Some years ago, a 20-year-old female Marine, a military police officer, was working at a guard shack screening service members and civilians before they entered the base. As a lance corporal, she was new to the job and the duty station, her first in the Marine Corps.

At some point during her shift, a male sergeant on duty drove up. Get in the car, he said, the platoon sergeant needs to see you. She opened the door and got in, believing she was headed to see the enlisted supervisor of her platoon.

Instead, the sergeant drove her to a dark, wooded area on base. It was deserted, no other Marines were around. "Hey, I want a blowjob," the sergeant told her.

"What am I supposed, what do you do as a lance corporal?" she would later recall. "I'm 20 years old ... I'm new at this. You're the only leadership I've ever known, and this is what happens."

She looked at him, then got out of the car and walked away. The sergeant drove up next to her and tried to play it off as a prank. "I'm just fucking with you," he said. "It's not a big deal."

It was one story among hundreds of others shared by Marines for a study initiated in July 2017 by the Marine Corps Center for Advanced Operational Culture Learning (CAOCL). Finalized in March 2018, the center's report was quietly published to its website in September 2019 with little fanfare.

The culture of the Marine Corps is ripe for analysis. A 2015 Rand Corporation study found that women felt far more isolated among men in the Corps, while the Pentagon's Office of People Analytics noted in 2018 that female Marines rated hostility toward them as "significantly higher" than their male counterparts.

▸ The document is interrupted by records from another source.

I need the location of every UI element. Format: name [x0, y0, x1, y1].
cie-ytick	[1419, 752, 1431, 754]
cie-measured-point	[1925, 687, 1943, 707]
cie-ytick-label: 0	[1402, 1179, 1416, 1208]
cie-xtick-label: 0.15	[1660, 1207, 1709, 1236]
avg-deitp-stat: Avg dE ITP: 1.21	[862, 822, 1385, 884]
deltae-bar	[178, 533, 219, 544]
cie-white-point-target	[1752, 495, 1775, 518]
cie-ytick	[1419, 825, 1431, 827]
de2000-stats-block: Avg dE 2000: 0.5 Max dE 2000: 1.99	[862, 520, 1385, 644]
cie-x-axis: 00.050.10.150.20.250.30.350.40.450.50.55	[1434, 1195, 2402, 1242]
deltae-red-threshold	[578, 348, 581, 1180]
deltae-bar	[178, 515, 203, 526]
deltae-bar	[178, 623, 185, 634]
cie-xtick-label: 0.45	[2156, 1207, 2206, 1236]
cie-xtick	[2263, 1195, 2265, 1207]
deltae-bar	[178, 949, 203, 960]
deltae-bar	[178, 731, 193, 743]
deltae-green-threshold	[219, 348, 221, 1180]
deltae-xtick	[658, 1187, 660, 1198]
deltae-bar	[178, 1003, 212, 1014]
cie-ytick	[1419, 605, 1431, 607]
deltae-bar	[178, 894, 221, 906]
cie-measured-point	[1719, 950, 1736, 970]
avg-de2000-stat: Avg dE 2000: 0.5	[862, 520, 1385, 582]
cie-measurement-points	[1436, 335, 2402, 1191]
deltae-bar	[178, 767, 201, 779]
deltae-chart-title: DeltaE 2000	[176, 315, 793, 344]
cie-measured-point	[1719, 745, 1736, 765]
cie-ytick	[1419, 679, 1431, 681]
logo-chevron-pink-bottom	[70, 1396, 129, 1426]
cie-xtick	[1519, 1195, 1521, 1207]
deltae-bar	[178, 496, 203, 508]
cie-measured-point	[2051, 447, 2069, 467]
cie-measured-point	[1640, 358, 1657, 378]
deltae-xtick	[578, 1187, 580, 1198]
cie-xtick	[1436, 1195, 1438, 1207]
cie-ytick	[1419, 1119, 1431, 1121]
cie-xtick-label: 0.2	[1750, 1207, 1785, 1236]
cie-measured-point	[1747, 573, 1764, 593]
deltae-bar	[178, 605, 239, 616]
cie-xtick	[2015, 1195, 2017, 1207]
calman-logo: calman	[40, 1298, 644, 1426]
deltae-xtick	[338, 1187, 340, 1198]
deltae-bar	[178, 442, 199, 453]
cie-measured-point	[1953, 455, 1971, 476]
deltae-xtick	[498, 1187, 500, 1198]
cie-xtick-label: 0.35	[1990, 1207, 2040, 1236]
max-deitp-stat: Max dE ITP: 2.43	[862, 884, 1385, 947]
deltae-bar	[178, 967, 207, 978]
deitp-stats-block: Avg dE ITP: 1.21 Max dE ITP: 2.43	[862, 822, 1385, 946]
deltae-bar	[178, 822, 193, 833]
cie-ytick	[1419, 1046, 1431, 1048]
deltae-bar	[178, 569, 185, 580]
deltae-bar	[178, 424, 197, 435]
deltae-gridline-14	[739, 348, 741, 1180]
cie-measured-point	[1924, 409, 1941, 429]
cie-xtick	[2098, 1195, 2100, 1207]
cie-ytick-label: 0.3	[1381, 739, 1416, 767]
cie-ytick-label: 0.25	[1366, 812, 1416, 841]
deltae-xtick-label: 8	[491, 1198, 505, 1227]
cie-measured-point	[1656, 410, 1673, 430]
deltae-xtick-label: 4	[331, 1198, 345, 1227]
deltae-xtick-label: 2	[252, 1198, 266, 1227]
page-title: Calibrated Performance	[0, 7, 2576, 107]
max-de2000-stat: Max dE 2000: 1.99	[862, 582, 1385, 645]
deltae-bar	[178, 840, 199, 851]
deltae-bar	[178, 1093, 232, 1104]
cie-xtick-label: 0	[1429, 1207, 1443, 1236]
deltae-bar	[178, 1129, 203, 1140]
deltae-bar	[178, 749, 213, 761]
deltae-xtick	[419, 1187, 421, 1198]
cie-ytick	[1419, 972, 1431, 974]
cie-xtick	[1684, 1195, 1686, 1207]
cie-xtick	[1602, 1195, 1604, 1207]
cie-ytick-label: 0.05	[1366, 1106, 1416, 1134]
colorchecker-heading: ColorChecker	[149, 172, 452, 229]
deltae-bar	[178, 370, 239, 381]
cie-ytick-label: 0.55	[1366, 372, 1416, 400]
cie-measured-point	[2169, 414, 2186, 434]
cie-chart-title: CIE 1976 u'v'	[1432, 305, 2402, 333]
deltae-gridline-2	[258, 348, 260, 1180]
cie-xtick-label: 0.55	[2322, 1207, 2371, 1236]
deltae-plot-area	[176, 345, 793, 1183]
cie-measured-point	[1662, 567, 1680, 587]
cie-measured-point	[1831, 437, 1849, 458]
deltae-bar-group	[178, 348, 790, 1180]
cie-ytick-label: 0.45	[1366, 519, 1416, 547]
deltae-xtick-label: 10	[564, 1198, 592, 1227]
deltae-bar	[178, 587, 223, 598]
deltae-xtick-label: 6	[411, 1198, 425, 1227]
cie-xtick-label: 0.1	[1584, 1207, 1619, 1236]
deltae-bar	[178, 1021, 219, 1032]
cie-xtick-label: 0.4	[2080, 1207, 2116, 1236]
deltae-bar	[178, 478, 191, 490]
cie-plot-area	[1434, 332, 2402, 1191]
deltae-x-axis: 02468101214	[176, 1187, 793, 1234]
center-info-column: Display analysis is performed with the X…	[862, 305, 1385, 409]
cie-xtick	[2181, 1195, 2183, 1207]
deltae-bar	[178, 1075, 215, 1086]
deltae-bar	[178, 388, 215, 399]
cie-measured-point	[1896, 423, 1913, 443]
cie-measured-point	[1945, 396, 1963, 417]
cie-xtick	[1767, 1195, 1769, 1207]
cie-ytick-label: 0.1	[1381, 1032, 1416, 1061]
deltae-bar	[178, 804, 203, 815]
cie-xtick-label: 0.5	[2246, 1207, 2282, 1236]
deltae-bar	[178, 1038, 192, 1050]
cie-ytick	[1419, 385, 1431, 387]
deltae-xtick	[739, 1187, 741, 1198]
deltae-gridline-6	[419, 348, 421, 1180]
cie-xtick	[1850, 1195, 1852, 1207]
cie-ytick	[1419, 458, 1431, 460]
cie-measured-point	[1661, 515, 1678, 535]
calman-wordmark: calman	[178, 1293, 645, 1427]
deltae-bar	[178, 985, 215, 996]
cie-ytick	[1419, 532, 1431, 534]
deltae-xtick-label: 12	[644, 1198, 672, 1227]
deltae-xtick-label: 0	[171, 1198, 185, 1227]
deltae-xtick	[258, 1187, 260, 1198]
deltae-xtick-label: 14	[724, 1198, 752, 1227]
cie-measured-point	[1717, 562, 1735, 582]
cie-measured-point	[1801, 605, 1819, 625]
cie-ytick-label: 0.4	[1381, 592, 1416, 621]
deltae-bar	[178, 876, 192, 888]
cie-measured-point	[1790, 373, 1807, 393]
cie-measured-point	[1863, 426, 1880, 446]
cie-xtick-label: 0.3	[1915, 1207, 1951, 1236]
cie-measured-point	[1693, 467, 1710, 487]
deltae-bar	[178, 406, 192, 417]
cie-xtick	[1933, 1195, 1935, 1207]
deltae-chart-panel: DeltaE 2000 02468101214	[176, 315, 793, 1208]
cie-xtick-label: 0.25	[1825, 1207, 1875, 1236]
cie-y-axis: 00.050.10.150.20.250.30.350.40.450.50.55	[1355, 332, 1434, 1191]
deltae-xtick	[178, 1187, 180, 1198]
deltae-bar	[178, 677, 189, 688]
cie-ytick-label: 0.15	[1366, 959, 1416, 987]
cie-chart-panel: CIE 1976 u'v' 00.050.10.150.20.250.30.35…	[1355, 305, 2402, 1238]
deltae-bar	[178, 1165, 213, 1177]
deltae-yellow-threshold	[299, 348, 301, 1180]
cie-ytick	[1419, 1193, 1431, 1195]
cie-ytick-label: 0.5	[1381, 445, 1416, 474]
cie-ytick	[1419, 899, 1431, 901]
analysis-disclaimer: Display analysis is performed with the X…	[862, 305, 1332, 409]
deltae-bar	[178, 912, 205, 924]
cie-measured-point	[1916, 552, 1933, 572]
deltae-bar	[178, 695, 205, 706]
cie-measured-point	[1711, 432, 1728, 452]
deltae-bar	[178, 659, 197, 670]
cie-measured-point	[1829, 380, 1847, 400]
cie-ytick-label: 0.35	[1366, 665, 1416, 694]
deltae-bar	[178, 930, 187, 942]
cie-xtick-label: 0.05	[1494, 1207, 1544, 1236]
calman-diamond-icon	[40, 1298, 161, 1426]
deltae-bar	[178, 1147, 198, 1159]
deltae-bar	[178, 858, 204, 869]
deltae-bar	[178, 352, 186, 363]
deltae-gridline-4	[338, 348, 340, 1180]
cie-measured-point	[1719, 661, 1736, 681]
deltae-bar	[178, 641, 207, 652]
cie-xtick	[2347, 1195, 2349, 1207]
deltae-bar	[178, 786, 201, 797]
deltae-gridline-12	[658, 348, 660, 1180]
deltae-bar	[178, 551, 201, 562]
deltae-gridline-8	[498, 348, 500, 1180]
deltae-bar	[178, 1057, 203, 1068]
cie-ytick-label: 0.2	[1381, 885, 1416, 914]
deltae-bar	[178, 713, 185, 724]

But the center's report, Marines' Perspectives on Various Aspects of Marine Corps Organizational Culture, offers a proverbial wakeup call to leaders, particularly when paired alongside previous studies, since it was commissioned by the Marine Corps itself in the wake of a nude photo sharing scandal that rocked the service in 2017.

The scandal, researchers found, was merely a symptom of a much larger problem.